When you demonstrate positive mental health practices, you assure students that mental and emotional well-being is possible.

Modeling mental health for students


When you demonstrate positive mental health practices, you assure students that mental and emotional well-being is possible

Key points:

Student mental health is suffering. Mental health is being recognized as a key area of concern for young people, including on college campuses. Alarmingly, half of college students identify mental struggles as one of their top stressors. The pressure has led 40 percent of undergraduates to consider dropping out. Administrators must find ways to support students holistically. Neglecting mental health needs will have devastating results on your students today and alumni tomorrow.

May is Mental Health Awareness Month, a time set aside to consider the importance of attending to emotional well-being. Mental health—and mental illness—is invisible. You can’t see an X-ray of anxiety or a biopsy of depression. This makes it easy to overlook—until there is a problem. Mental Health Awareness Month encourages us to be honest with ourselves and have conversations with one another about mental health. It is a strategic time for leaders in higher education to innovate and implement supports for emotional well-being. On-campus resources, such as counselors and support groups, are fundamental. However, our responses cannot be only programmatic, they must also be personal.

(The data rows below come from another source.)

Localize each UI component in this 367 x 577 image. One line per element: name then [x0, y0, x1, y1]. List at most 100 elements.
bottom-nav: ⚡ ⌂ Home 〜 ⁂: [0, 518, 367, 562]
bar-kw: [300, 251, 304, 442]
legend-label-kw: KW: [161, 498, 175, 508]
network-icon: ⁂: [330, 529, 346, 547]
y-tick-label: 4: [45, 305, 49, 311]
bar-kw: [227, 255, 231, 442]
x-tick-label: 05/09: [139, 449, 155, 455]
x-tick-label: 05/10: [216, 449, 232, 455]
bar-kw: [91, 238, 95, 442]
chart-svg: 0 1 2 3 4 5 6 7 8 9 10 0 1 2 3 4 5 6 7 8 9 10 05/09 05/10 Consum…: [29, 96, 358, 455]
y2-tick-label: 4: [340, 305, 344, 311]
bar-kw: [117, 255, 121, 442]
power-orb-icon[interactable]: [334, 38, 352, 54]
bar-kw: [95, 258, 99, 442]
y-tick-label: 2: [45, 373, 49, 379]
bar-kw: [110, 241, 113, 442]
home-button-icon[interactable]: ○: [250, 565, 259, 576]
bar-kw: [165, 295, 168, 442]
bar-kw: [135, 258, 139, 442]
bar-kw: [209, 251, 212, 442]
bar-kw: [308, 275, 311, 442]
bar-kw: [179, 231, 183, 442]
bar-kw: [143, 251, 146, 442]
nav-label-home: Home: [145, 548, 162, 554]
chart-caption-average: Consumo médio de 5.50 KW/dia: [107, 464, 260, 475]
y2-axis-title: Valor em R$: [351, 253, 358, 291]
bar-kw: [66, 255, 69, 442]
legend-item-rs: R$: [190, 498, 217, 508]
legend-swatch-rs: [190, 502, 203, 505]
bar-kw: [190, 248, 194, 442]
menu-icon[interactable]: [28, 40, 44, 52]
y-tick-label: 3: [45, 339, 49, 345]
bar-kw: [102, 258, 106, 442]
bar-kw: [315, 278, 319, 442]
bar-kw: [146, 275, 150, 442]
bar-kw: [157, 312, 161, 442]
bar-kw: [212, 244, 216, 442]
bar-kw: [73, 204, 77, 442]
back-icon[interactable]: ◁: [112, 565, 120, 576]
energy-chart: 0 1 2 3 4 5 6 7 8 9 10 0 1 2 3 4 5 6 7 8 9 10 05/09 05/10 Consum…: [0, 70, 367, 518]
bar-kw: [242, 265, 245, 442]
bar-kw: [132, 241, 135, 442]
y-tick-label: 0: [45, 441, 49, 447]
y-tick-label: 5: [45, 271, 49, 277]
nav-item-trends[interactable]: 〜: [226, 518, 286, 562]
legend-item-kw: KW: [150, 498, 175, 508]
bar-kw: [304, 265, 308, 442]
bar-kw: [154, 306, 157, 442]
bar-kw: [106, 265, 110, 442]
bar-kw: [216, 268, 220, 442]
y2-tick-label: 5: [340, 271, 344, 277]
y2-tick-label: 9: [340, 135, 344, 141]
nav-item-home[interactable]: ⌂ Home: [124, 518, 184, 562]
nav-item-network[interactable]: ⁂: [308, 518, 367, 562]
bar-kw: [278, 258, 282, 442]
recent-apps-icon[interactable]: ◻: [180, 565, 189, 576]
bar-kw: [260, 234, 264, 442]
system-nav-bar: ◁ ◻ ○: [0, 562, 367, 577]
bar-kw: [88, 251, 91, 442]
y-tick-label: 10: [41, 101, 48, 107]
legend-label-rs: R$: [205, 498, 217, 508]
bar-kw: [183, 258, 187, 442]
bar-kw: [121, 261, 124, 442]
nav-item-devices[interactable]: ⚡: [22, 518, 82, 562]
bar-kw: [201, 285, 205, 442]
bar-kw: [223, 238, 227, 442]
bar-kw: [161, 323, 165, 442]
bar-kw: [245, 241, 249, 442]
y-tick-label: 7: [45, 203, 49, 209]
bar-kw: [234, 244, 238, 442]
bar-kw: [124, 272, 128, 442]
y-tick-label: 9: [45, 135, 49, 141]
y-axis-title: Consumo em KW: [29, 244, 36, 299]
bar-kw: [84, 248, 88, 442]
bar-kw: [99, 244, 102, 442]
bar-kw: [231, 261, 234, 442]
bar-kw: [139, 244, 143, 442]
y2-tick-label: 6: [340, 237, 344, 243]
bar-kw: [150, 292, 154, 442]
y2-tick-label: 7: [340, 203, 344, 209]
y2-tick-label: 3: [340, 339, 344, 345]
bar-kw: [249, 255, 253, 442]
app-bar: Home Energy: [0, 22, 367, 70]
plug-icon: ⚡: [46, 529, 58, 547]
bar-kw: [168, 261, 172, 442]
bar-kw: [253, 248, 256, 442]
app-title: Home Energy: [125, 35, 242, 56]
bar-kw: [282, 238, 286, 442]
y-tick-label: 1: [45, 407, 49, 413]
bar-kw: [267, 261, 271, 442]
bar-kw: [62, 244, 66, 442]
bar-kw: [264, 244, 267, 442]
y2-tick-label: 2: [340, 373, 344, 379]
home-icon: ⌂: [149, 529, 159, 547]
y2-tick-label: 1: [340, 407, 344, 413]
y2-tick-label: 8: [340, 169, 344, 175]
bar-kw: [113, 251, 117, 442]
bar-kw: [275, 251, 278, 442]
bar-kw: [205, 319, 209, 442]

College is a foundation time, not only of acquiring knowledge, but also of establishing habits that will last for a lifetime. This is why some colleges require all students to take a financial literacy course, physical fitness credit, or a class in music appreciation. If we don’t establish positive patterns early in adulthood, it will only get harder to do so—if it ever happens at all. In addition to conveying concepts and competencies, faculty and staff in higher education also have an unparalleled opportunity to shape the character and habits of students. These life-rhythms cannot be learned exclusively through classroom content. They must be mirrored by the character of the faculty, staff, and administrators on campus. One of the biggest gifts we can give young adults is to model the traits they will need to thrive throughout their lives and careers.

Focus is freedom

There is one essential characteristic students need to see you practice: knowing your role. This trait is often phrased negatively as “practicing saying no.” However, that is an incomplete picture of a robust trait. When you accurately understand your role in an organization, you know what things are your responsibilities and what aren’t. You can be centered on the proper tasks, motivated by healthy priorities. An accurate picture of your role enables you to say an enthusiastic “yes!” to the things within your scope that support your organization. It also frees you to say a clear and cheerful, “no, thank you,” when things fall outside of what is appropriate for your sphere. When you are rooted in your values, focused on your institution’s mission, and appreciate your team, you can understand your role in context. You don’t need to be sidetracked by distractions. You can fully engage your responsibilities and achieve strong outcomes.

Balance, not burnout

Burnout is often preceded by the erroneous idea that everything rests on you. When you understand that you are one integral part of a dynamic system, you can support others without overextending yourself. Knowing your role frees you to depend on others and ask for help when you need it. Your focus enables your colleagues to better understand your role and work alongside you in the mission of your organization. In the end, knowing your role fuels you to achieve more because you devote your energy to the things you should, rather than getting bogged down by tasks outside your purview. Like athletes with a clearly defined playing field, you know where to aim your skill and collaboration.

A recent survey of college students listed work-life balance as a top career priority—beating out salary. Young people recognize that workaholism is not sustainable. It will sap their joy, deteriorate their mental health, cost their relationships, and sabotage their career longevity. Work-life balance is an outcome. Knowing your role is the trait that enables professionals to achieve that outcome. When you practice the ambition, humility, and joy of knowing your role, you are modeling for students a foundational mental health practice that will serve their emotional well-being for the entire arc of their career.

All of the worthwhile mental health programming on your campus will be undercut if there is a culture of performance at all costs. The beneficial conversations you have during Mental Health Awareness Month must be backed up by the lifestyles of leaders on campus year-round. When you demonstrate positive mental health practices, you assure students that mental and emotional well-being is possible and sustainable.